Simultaneously, Johannes Mosmann, bitterly criticises what he considers the cause of the appalling deprivation (which it was and is) of the 30 millions, namely “capitalism”, the only arrangement of economic affairs in all of history and pre-history that raises many billions above absolute poverty and deprivation.  The poor in the richest countries are incomparably richer than even their very rich forebears in the millennia of human history.  Moreover, the overwhelming majority of the 99 per cent today are better fed, with better access to material goods than any earlier 1% comprising the minority of social elites in all pre-market economies, as they moved to machine manufacturing, only a few centuries ago in a small part of North-Western Europe and then spread across the world.

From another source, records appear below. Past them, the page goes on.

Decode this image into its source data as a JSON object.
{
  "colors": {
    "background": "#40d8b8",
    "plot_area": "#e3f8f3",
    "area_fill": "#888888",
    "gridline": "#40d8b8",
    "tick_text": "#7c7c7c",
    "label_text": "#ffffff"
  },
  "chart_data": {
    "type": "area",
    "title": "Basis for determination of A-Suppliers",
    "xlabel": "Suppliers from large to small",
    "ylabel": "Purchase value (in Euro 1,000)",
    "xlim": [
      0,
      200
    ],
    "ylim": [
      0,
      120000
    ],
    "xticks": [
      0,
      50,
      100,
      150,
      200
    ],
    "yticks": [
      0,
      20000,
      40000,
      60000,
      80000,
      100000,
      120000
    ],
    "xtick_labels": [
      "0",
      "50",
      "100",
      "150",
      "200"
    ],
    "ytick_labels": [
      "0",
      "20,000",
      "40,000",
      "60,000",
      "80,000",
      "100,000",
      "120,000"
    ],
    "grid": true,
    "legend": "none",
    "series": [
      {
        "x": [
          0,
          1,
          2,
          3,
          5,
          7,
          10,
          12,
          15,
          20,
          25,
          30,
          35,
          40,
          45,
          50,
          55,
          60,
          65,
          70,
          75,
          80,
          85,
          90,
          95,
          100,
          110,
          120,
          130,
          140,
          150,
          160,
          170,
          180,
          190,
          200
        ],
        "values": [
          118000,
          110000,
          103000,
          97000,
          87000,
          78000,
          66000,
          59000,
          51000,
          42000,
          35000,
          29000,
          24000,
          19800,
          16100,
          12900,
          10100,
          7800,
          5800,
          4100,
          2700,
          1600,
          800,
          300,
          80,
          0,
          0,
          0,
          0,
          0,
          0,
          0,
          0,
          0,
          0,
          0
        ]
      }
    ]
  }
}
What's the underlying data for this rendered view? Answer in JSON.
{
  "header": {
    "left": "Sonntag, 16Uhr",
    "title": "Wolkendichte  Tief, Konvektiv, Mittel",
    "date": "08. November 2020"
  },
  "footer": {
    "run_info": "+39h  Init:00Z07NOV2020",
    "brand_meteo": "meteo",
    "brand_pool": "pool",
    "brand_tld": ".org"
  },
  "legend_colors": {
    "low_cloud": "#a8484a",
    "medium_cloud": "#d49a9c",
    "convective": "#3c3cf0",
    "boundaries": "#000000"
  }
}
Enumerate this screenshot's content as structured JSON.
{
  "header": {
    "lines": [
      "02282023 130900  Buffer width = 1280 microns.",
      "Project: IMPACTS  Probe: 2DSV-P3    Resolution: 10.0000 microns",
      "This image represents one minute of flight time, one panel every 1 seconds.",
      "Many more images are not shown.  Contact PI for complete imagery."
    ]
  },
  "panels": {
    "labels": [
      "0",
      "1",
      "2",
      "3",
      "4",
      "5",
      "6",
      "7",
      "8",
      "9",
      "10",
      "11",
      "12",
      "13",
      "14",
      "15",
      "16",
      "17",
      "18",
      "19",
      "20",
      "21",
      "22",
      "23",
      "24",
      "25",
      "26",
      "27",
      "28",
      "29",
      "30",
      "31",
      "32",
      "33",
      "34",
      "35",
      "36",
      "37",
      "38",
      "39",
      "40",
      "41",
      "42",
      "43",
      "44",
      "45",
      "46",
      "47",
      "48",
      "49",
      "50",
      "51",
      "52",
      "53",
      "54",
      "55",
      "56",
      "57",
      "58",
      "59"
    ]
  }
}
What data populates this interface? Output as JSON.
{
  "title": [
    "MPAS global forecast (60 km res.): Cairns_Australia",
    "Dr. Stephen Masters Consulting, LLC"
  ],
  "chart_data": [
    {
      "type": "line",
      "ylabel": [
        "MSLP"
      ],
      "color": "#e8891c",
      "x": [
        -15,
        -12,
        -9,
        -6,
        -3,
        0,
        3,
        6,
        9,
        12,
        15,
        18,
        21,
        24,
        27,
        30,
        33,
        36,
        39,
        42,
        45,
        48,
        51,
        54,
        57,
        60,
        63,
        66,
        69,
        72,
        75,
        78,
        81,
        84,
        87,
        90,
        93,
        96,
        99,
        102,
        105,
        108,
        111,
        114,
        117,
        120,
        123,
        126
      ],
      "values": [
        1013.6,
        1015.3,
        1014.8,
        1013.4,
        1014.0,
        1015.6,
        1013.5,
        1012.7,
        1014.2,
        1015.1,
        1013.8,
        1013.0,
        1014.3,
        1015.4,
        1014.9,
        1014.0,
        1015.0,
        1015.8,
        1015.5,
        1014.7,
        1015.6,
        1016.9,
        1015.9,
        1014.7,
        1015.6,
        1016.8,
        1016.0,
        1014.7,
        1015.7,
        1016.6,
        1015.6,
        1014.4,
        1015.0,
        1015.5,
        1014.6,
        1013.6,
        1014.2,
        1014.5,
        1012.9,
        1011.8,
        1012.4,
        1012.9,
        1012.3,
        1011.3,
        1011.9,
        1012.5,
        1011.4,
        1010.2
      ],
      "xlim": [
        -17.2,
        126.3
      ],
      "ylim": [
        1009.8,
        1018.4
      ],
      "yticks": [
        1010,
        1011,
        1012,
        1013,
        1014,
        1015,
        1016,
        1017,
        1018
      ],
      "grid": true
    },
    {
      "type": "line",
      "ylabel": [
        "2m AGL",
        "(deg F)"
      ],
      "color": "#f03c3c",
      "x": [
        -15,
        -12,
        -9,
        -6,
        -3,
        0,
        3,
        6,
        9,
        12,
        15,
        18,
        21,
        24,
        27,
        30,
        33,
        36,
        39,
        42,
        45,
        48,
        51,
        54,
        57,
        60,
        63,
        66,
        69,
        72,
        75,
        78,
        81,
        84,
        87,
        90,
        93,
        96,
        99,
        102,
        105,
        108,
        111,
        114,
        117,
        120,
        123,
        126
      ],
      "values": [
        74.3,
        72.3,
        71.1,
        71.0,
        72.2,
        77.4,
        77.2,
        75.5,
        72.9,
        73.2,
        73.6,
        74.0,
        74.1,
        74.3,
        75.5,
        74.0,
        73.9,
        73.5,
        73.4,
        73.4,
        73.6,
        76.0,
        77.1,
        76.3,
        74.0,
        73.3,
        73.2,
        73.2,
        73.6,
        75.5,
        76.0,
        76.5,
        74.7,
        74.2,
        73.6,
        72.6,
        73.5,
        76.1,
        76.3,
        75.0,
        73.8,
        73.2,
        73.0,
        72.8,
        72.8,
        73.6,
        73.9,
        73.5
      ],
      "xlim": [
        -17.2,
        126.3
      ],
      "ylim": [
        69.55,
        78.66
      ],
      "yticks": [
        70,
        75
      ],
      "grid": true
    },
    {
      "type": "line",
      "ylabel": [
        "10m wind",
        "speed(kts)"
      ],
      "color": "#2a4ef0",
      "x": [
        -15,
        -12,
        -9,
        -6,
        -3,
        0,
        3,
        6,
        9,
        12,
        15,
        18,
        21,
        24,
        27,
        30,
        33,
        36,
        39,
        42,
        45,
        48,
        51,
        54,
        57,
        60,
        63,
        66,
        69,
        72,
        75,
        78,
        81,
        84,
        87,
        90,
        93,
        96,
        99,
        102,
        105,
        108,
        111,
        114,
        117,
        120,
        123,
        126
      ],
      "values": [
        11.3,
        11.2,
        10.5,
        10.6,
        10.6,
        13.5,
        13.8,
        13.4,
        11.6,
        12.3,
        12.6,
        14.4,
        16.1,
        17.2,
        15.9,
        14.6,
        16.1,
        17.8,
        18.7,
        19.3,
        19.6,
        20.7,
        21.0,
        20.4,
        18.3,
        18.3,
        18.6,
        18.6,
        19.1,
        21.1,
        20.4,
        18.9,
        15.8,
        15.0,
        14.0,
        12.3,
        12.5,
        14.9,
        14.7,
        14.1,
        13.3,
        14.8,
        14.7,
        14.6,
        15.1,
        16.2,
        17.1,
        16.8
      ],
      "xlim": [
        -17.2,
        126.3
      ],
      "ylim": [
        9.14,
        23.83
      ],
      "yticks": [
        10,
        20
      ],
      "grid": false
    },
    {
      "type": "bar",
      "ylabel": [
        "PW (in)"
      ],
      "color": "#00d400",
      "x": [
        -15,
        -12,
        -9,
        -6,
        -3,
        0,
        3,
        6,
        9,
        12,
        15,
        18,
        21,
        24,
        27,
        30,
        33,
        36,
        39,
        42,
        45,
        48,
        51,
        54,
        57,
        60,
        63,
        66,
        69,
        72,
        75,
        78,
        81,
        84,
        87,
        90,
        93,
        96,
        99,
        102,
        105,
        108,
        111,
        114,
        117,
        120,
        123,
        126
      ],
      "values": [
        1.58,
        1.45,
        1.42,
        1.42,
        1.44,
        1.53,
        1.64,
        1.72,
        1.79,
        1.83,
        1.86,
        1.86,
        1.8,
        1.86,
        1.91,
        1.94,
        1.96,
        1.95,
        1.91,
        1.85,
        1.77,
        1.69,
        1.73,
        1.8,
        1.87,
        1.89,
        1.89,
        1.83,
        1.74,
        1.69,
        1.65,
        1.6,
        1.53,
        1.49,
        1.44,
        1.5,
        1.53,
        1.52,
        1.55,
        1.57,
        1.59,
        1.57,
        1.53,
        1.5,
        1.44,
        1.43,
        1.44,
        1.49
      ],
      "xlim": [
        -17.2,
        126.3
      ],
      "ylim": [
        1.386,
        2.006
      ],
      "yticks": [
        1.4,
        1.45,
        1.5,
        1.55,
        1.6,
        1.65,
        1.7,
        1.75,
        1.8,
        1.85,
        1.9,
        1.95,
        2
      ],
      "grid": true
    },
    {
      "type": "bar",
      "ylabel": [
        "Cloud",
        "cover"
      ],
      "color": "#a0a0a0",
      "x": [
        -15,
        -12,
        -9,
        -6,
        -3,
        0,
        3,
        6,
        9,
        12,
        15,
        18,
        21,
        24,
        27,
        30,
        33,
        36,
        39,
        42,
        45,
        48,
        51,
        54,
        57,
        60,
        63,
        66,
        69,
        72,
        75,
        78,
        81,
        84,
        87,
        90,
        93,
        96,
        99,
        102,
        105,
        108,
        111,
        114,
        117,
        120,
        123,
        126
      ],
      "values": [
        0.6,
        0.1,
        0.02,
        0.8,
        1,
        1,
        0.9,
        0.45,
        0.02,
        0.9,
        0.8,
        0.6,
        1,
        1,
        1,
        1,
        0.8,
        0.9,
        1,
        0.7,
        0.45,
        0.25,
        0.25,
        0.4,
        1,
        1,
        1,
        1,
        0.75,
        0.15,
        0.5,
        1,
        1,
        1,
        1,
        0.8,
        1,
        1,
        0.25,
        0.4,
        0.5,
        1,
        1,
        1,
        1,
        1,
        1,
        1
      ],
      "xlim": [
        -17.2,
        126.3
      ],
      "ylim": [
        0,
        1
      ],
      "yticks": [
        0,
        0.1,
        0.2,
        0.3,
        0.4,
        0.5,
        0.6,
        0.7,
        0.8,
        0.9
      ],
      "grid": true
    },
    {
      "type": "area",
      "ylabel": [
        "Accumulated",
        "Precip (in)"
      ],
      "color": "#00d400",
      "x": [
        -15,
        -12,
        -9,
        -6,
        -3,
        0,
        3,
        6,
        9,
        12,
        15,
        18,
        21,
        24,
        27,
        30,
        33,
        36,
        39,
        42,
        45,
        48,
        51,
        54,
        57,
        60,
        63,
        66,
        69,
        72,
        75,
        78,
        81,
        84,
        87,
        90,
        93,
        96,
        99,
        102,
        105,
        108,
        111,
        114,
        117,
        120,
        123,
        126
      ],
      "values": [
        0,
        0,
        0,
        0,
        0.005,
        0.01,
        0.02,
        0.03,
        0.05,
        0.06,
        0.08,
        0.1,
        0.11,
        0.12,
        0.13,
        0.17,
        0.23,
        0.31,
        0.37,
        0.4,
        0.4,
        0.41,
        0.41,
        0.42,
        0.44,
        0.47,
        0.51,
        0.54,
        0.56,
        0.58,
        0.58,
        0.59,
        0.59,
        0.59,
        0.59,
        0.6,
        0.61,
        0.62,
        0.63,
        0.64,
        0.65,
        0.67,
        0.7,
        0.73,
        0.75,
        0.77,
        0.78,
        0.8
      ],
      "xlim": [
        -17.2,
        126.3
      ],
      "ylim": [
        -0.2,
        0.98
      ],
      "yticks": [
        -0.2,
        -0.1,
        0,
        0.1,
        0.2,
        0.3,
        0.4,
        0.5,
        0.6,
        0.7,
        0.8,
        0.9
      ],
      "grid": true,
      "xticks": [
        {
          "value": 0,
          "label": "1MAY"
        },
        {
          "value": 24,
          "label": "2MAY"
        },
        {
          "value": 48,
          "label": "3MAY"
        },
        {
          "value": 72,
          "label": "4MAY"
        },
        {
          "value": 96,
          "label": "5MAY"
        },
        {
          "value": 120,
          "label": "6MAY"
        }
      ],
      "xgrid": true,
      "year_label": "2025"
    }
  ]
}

As for the nonsense about the “famous theologian and moral philosopher … Adam Smith”, I recommend readers consult either my article, “The Hidden Adam Smith in his Alleged Theology”, published in The Journal of the History of Economic Thought, September, 2011, or my chapter, “Adam Smith on Religion”, in The Adam Smith Handbook, 2013. eds. Chris Berry, Maria Paganelli, and Craig Smith, Oxford University Press.